Rapid Convex Optimization of Centroidal Dynamics using Block Coordinate Descent
Paarth Shah, Avadesh Meduri, Wolfgang Merkt, Majid Khadiv, Ioannis, Havoutis, Ludovic Righetti

TL;DR
This paper introduces a fast, convex optimization method using block coordinate descent for centroidal dynamics in robots, enabling efficient and physically feasible multi-contact motion planning.
Contribution
It exploits the structure of centroidal dynamics to decompose a non-convex problem into convex subproblems, improving speed and practicality over existing methods.
Findings
Achieves over four times faster computation than previous methods.
Produces trajectories with comparable or better cost quality.

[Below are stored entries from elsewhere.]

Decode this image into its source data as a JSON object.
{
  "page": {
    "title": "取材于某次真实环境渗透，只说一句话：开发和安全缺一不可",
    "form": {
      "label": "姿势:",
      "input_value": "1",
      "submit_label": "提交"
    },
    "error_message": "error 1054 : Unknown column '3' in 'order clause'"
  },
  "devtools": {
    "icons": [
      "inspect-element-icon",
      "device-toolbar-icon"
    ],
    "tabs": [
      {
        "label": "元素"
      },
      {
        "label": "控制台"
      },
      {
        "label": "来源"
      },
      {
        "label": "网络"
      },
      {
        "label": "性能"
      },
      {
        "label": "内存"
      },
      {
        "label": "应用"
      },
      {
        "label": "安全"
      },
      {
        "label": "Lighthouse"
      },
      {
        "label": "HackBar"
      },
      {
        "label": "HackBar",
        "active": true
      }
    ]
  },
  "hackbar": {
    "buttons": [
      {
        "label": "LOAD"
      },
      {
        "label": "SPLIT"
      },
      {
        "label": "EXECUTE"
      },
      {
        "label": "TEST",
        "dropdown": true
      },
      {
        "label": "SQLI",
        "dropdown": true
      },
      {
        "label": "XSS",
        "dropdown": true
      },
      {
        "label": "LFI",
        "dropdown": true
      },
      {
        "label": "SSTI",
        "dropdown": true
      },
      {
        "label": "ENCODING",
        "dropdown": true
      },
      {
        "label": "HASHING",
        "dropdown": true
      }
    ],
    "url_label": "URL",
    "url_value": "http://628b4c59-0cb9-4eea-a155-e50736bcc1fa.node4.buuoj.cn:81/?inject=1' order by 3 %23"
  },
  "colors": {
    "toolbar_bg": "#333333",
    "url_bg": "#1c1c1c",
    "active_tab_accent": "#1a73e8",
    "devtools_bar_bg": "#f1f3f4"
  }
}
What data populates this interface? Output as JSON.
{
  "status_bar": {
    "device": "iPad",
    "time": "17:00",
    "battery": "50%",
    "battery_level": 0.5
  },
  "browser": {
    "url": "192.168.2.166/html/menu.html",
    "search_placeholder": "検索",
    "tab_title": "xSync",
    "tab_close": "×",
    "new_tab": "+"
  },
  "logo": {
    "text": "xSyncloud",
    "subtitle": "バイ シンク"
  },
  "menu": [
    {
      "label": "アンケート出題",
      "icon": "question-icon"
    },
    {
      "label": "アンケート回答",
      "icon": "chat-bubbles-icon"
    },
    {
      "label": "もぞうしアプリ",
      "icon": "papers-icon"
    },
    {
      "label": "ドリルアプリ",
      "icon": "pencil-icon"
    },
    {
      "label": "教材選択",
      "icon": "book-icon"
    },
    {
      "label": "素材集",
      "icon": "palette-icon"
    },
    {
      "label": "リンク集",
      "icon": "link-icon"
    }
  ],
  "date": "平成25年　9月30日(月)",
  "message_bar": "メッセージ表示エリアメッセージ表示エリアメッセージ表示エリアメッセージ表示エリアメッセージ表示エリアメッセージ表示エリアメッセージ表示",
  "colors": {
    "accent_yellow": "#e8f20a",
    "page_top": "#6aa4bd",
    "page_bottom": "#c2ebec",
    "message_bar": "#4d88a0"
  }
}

Successfully tracks generated motions on a quadruped robot in simulation.
Abstract
In this paper we explore the use of block coordinate descent (BCD) to optimize the centroidal momentum dynamics for dynamically consistent multi-contact behaviors. The centroidal dynamics have recently received a large amount of attention in order to create physically realizable motions for robots with hands and feet while being computationally more tractable than full rigid body dynamics models. Our contribution lies in exploiting the structure of the dynamics in order to simplify the original non-convex problem into two convex subproblems. We iterate between these two subproblems for a set number of iterations or until a consensus is reached. We explore the properties of the proposed optimization method for the centroidal dynamics and verify in simulation that motions generated by our approach can be tracked by the quadruped Solo12. In addition, we compare our method to a recently…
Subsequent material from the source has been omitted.